Offered: Occassionally.
HON 392 Imagination, Affection, Community, and Citizenship in Place: The Life and Writings of Wendell Berry 3 Credits
For more than sixty years, Wendell Berry has been writing about life in America, especially as it relates to his life in Kentucky. By engaging both with Berry’s writings (fiction, nonfiction, and poetry) and with the various contexts of his life (through the works of authors such as bell hooks, Crystal Wilkinson, Norman Wirzba, and James Rebanks) this course will not only introduce students to important themes and ideas of twentieth and twenty-first century America (including citizenship, war, prejudice, industrialization, national security, “race,” gender, privacy, community, the place and significance of rural economies, organic and small farming ventures, technologies, and sexuality and feminism), but also encourage students to join Berry in analyzing and critiquing their respective “place” and places in this world.
Offered: occasionally.
HON 394 Empires and their Aftermath Western Imperialism and the modern world 3 Credits
This course examines the "new imperialism" of the 19th and 20th centuries and the impact on the modern world.

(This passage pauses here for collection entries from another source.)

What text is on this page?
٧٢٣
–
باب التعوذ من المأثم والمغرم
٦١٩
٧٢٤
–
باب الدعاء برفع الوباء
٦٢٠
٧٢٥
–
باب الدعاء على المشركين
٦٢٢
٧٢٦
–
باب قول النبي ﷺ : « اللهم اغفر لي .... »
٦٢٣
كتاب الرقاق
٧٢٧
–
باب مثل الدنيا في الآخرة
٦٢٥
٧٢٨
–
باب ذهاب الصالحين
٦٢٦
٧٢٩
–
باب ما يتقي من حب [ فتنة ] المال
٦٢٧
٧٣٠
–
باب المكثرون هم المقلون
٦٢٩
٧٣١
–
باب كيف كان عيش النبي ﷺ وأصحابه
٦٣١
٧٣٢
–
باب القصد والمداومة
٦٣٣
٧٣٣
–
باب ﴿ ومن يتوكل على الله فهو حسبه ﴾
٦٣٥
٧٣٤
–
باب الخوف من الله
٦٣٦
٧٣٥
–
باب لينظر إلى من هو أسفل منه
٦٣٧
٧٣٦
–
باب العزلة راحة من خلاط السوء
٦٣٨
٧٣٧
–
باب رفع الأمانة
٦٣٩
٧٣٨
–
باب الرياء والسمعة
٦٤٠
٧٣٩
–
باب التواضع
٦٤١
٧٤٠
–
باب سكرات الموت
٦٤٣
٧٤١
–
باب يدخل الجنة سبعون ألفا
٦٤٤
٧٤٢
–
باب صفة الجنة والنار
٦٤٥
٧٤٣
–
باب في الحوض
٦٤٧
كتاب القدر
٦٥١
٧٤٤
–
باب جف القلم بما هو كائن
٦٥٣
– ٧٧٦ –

It looks at the motives, reasons for and legacy of western empires in history and the arts. The course incorporates both history and literature in its focus, and interprets imperialism in the broadest sense.
Offered: occasionally.
HON 395 Stories of Suburbia 3 Credits
This course studies the culture of the American suburbs—suburbia—through literature, film, and popular media. Although we will focus primarily on the postwar period, our readings begin from the late-19th century and conclude with more contemporary examples. Representations of life in the American suburbs show not only the construction of oppressive norms for whiteness, gender, and sexuality but also their critique and occasional transgression.
Corequisite: None.
Offered: occasionally.
HON 398 Writing About Writing 3 Credits
Students in this course will study writing through the lens of composition studies and memoir, in particular writers focused on their own writing processes.
Prerequisite: HON 101.
Offered: occasionally.
HON 451 Thesis 3 Credits
Independent research on topic selected by student, culminating in a research paper or creative writing project. Students work closely with their faculty advisers.
Restriction: junior or senior standing in the honors program.
Offered: fall & spring.
HON 499 Independent Study 3 Credits
Study and work with a faculty supervisor. Project to be determined by faculty agreement. Independent studies require an application and approval by the associate dean.
Prerequisite: permission of the instructor, department chair, & associate dean.